Tesla Cybercab sets a new EV efficiency benchmark at 10.25 kWh/100 km
The result does not come from the gradual refinement of an existing platform, but from an industrial choice focused from the outset on a single goal: transporting two passengers with the lowest possible energy consumption. The Cybercab therefore abandons the conventions of private cars, doing without a steering wheel, pedals, rear seats and much of the extra hardware normally needed to guarantee everyday versatility. Its structure takes the form of a two-seat autonomous capsule, with lower weight, smaller dimensions and far less mechanical complexity than a conventional electric saloon or crossover.

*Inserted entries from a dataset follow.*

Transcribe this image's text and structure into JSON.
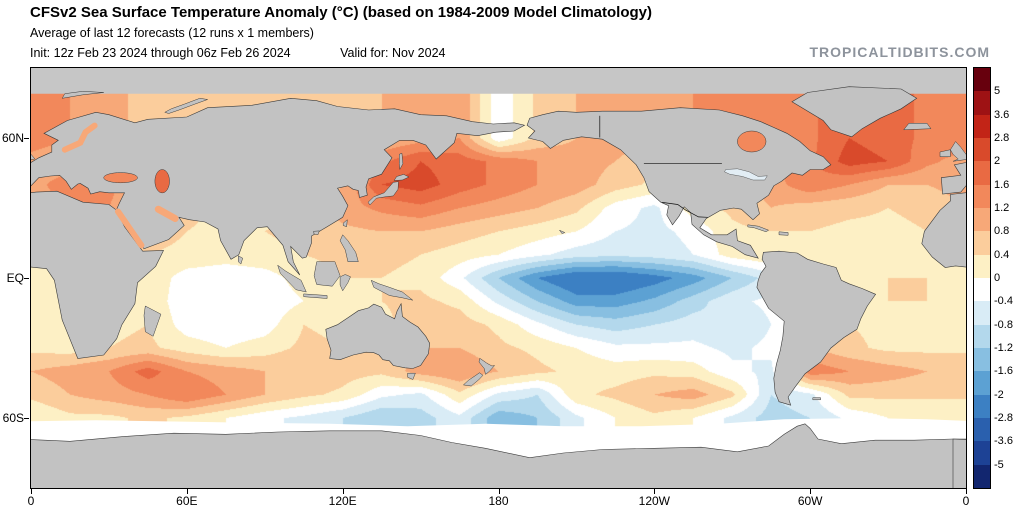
{
  "header": {
    "title": "CFSv2 Sea Surface Temperature Anomaly (°C) (based on 1984-2009 Model Climatology)",
    "subtitle": "Average of last 12 forecasts (12 runs x 1 members)",
    "init_line": "Init: 12z Feb 23 2024 through 06z Feb 26 2024",
    "valid_line": "Valid for: Nov 2024",
    "watermark": "TROPICALTIDBITS.COM"
  },
  "axes": {
    "lat_labels": [
      {
        "label": "60N",
        "lat": 60
      },
      {
        "label": "EQ",
        "lat": 0
      },
      {
        "label": "60S",
        "lat": -60
      }
    ],
    "lon_labels": [
      {
        "label": "0",
        "lon": 0
      },
      {
        "label": "60E",
        "lon": 60
      },
      {
        "label": "120E",
        "lon": 120
      },
      {
        "label": "180",
        "lon": 180
      },
      {
        "label": "120W",
        "lon": 240
      },
      {
        "label": "60W",
        "lon": 300
      },
      {
        "label": "0",
        "lon": 360
      }
    ]
  },
  "colorbar": {
    "tick_labels": [
      "5",
      "3.6",
      "2.8",
      "2",
      "1.6",
      "1.2",
      "0.8",
      "0.4",
      "0",
      "-0.4",
      "-0.8",
      "-1.2",
      "-1.6",
      "-2",
      "-2.8",
      "-3.6",
      "-5"
    ],
    "levels": [
      5,
      3.6,
      2.8,
      2,
      1.6,
      1.2,
      0.8,
      0.4,
      0,
      -0.4,
      -0.8,
      -1.2,
      -1.6,
      -2,
      -2.8,
      -3.6,
      -5
    ],
    "colors_top_to_bottom": [
      "#67000d",
      "#9e1214",
      "#c22417",
      "#d94a2b",
      "#e96a43",
      "#f2885b",
      "#f7a878",
      "#fbcd9c",
      "#fdf0c5",
      "#ffffff",
      "#d9ecf6",
      "#b3d8ec",
      "#88bfe1",
      "#5ca1d3",
      "#3c80c3",
      "#2a60ae",
      "#1d4295",
      "#12266f"
    ]
  },
  "chart_data": {
    "type": "heatmap",
    "title": "CFSv2 Sea Surface Temperature Anomaly (°C) (based on 1984-2009 Model Climatology)",
    "units": "°C",
    "valid_for": "Nov 2024",
    "projection": "plate-carree, longitude 0-360 (Pacific centered), latitude 90N-90S",
    "lat": [
      60,
      50,
      40,
      30,
      20,
      10,
      0,
      -10,
      -20,
      -30,
      -40,
      -50,
      -60
    ],
    "lon": [
      0,
      15,
      30,
      45,
      60,
      75,
      90,
      105,
      120,
      135,
      150,
      165,
      180,
      195,
      210,
      225,
      240,
      255,
      270,
      285,
      300,
      315,
      330,
      345
    ],
    "values": [
      [
        1.5,
        1.2,
        1.0,
        0.6,
        0.5,
        0.5,
        0.5,
        0.5,
        0.6,
        0.8,
        1.0,
        1.2,
        -0.3,
        0.5,
        0.8,
        1.0,
        0.8,
        1.2,
        1.5,
        1.5,
        1.5,
        2.0,
        1.8,
        1.5
      ],
      [
        1.0,
        0.8,
        0.6,
        0.5,
        0.5,
        0.5,
        0.4,
        0.5,
        0.8,
        1.5,
        2.0,
        1.8,
        1.5,
        1.2,
        1.0,
        0.8,
        0.5,
        1.0,
        1.2,
        1.2,
        1.5,
        2.2,
        2.0,
        1.3
      ],
      [
        1.0,
        1.5,
        1.3,
        0.8,
        0.5,
        0.4,
        0.3,
        0.4,
        0.8,
        2.0,
        2.2,
        1.8,
        1.5,
        1.2,
        1.0,
        0.6,
        0.3,
        0.4,
        0.5,
        1.0,
        1.5,
        1.2,
        0.8,
        0.8
      ],
      [
        0.8,
        1.3,
        1.2,
        0.8,
        0.5,
        0.3,
        0.3,
        0.5,
        1.0,
        1.3,
        1.5,
        1.2,
        1.0,
        0.8,
        0.5,
        -0.2,
        -0.5,
        0.2,
        0.5,
        0.8,
        0.6,
        0.5,
        0.4,
        0.5
      ],
      [
        0.4,
        0.4,
        0.6,
        0.6,
        0.4,
        0.3,
        0.4,
        0.5,
        0.7,
        0.8,
        0.8,
        0.6,
        0.4,
        0.2,
        0.0,
        -0.4,
        -0.5,
        -0.3,
        0.3,
        0.4,
        0.4,
        0.3,
        0.3,
        0.4
      ],
      [
        0.3,
        0.3,
        0.3,
        0.4,
        0.3,
        0.2,
        0.3,
        0.4,
        0.5,
        0.5,
        0.4,
        0.2,
        0.0,
        -0.3,
        -0.6,
        -0.7,
        -0.6,
        -0.4,
        0.2,
        0.4,
        0.3,
        0.3,
        0.3,
        0.3
      ],
      [
        0.3,
        0.2,
        0.2,
        0.3,
        -0.2,
        -0.3,
        -0.2,
        0.2,
        0.4,
        0.4,
        0.3,
        -0.3,
        -1.2,
        -2.0,
        -2.5,
        -2.5,
        -2.2,
        -1.8,
        -1.2,
        -0.6,
        0.2,
        0.3,
        0.4,
        0.4
      ],
      [
        0.4,
        0.3,
        0.3,
        0.3,
        -0.3,
        -0.4,
        -0.3,
        0.0,
        0.3,
        0.4,
        0.5,
        0.3,
        -0.5,
        -1.2,
        -1.8,
        -1.8,
        -1.5,
        -1.0,
        -0.5,
        -0.3,
        0.3,
        0.4,
        0.4,
        0.4
      ],
      [
        0.3,
        0.2,
        0.3,
        0.4,
        -0.2,
        -0.3,
        -0.2,
        0.4,
        0.3,
        0.3,
        0.6,
        0.6,
        0.3,
        -0.3,
        -0.8,
        -1.0,
        -0.8,
        -0.6,
        -0.8,
        -0.4,
        0.4,
        0.4,
        0.3,
        0.3
      ],
      [
        0.3,
        0.2,
        0.4,
        0.5,
        0.2,
        0.0,
        0.2,
        0.5,
        0.4,
        0.5,
        0.8,
        0.8,
        0.5,
        0.3,
        0.0,
        -0.3,
        -0.3,
        -0.3,
        -0.5,
        -0.3,
        0.8,
        0.5,
        0.3,
        0.3
      ],
      [
        0.8,
        1.0,
        1.2,
        1.8,
        1.2,
        1.0,
        0.8,
        0.8,
        0.6,
        0.5,
        1.0,
        1.2,
        0.8,
        0.5,
        0.3,
        0.2,
        0.3,
        0.2,
        -0.3,
        -0.5,
        1.5,
        1.2,
        1.0,
        0.8
      ],
      [
        0.5,
        0.8,
        1.0,
        1.2,
        1.6,
        1.2,
        0.8,
        0.5,
        0.3,
        -0.3,
        -0.5,
        0.3,
        -0.5,
        -0.8,
        0.3,
        0.5,
        0.8,
        1.0,
        0.5,
        -0.8,
        -0.5,
        0.5,
        0.5,
        0.5
      ],
      [
        0.0,
        0.3,
        0.3,
        0.5,
        0.3,
        0.0,
        -0.3,
        -0.5,
        -0.8,
        -1.2,
        -1.0,
        -0.5,
        -1.5,
        -1.2,
        -0.5,
        0.0,
        0.3,
        0.0,
        -0.5,
        -1.0,
        -0.8,
        -0.3,
        0.0,
        0.0
      ]
    ],
    "inland_seas": [
      {
        "name": "hudson-bay",
        "shape": "ellipse",
        "lon": 277.5,
        "lat": 58.5,
        "rx": 5.5,
        "ry": 4.5,
        "value": 1.5
      },
      {
        "name": "black-sea",
        "shape": "ellipse",
        "lon": 34.5,
        "lat": 43,
        "rx": 6.5,
        "ry": 2.2,
        "value": 1.4
      },
      {
        "name": "caspian-sea",
        "shape": "ellipse",
        "lon": 50.5,
        "lat": 41.5,
        "rx": 2.8,
        "ry": 5,
        "value": 1.8
      },
      {
        "name": "baltic-sea",
        "shape": "line",
        "pts": [
          [
            13,
            55
          ],
          [
            19,
            58
          ],
          [
            21,
            62.5
          ],
          [
            24.5,
            65.3
          ]
        ],
        "width": 6,
        "value": 1.1
      },
      {
        "name": "red-sea",
        "shape": "line",
        "pts": [
          [
            33.5,
            28.5
          ],
          [
            42.5,
            14
          ]
        ],
        "width": 6,
        "value": 0.9
      },
      {
        "name": "persian-gulf",
        "shape": "line",
        "pts": [
          [
            49,
            29.5
          ],
          [
            55.5,
            25.5
          ]
        ],
        "width": 7,
        "value": 1.0
      }
    ]
  }
}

This design philosophy comes together with careful work on aerodynamics and powertrain energy management, two factors that help push specific consumption even lower. The battery pack reportedly sits at around 50 kWh, a modest capacity that should still allow a range close to 480 km thanks to the system’s overall efficiency. For a robotaxi fleet designed to operate in urban environments, the operational advantage becomes significant, as it translates into lower running costs, faster charging times and a smaller amount of raw materials needed for cell production.

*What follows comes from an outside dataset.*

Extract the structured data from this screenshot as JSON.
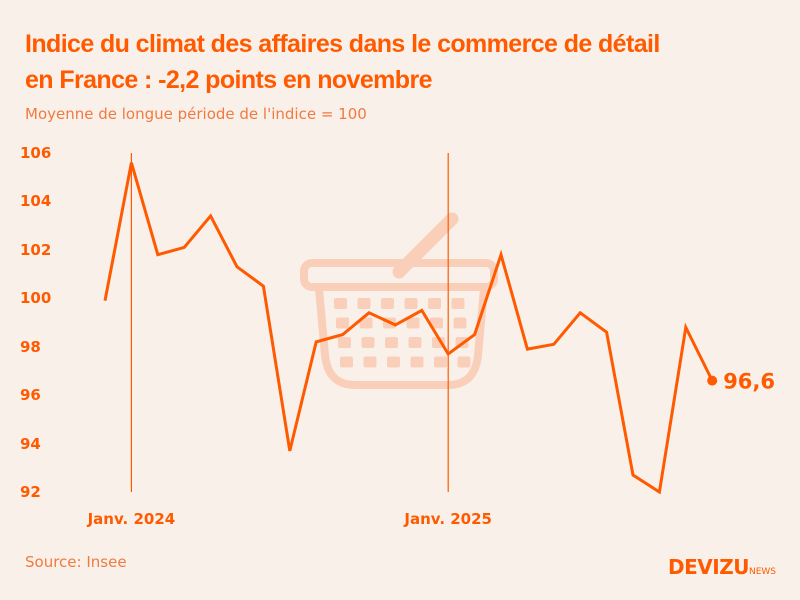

Of course, the direct comparison with the Model 3, Lucid Air or Hyundai Ioniq 6 highlights an important difference. Those cars must carry four or five people, offer a usable boot and work well both in the city and on long journeys. The Cybercab, on the other hand, exists for a much narrower task, and its decision to eliminate everything unnecessary makes such low consumption possible. In other words, its efficiency comes more from specialization than from a true technological leap over the competition.

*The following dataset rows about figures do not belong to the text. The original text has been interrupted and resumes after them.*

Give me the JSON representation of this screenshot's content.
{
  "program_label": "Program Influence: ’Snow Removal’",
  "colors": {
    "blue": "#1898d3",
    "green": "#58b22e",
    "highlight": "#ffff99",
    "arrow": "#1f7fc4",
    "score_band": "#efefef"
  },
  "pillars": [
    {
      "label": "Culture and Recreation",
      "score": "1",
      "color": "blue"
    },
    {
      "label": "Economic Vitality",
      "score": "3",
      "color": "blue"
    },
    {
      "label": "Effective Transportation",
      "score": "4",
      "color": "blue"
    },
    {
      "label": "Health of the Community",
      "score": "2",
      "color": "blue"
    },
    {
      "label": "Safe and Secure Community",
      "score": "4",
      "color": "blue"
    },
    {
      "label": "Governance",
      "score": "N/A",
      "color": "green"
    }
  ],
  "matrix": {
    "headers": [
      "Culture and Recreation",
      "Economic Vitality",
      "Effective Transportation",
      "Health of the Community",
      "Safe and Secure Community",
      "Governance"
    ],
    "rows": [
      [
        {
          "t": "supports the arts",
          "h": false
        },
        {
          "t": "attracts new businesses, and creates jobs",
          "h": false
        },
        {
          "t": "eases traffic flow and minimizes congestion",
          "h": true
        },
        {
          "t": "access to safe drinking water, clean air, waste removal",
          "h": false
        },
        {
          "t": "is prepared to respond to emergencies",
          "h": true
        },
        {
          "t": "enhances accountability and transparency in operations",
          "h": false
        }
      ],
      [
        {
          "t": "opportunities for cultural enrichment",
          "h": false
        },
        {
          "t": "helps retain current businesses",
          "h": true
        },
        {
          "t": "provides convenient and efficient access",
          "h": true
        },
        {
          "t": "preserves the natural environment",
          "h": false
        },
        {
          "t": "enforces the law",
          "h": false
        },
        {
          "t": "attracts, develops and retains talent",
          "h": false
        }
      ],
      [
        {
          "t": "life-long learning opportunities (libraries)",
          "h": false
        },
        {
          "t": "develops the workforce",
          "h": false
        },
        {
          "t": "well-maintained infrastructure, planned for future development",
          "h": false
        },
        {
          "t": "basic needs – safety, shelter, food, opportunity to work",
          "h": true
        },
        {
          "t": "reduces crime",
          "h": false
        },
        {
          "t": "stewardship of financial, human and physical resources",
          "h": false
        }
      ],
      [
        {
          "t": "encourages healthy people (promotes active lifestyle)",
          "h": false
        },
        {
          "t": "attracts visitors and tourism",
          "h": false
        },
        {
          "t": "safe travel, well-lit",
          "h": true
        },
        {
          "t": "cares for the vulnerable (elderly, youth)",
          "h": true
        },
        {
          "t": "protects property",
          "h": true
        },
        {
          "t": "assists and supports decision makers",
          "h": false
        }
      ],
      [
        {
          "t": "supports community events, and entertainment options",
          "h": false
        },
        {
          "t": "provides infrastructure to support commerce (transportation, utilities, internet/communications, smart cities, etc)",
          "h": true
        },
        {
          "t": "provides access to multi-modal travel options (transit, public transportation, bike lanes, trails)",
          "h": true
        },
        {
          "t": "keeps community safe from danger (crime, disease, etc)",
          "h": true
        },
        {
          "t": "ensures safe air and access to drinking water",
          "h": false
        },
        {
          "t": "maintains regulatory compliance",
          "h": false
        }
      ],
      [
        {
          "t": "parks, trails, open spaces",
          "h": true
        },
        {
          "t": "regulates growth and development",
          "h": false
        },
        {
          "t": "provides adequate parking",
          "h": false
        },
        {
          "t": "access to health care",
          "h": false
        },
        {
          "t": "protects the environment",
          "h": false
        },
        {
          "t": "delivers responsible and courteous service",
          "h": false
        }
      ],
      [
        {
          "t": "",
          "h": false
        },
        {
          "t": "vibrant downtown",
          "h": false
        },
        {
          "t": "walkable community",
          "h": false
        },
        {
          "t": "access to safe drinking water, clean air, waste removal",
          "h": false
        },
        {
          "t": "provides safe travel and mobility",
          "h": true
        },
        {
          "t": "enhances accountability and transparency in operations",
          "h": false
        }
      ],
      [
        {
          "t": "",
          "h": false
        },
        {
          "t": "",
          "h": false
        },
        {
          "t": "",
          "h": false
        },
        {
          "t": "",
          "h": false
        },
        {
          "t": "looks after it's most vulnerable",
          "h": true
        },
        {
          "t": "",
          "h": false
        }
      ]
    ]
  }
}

Efficiency alone, however, does not make the project sustainable. The Cybercab only makes sense if unsupervised autonomous driving truly works and gains the required approvals in different markets, something far from guaranteed given the challenges faced by FSD software and the regulatory resistance seen so far. Without full autonomy, the robotaxi risks remaining a technical exercise with limited real-world relevance.
The real challenge for Tesla, then, is not the battery or the aerodynamics, but the software. If the Cybercab manages to operate without a driver, its 10.25 kWh/100 km figure will become a benchmark for the entire sector, and one that will be very difficult to match for the reasons mentioned above.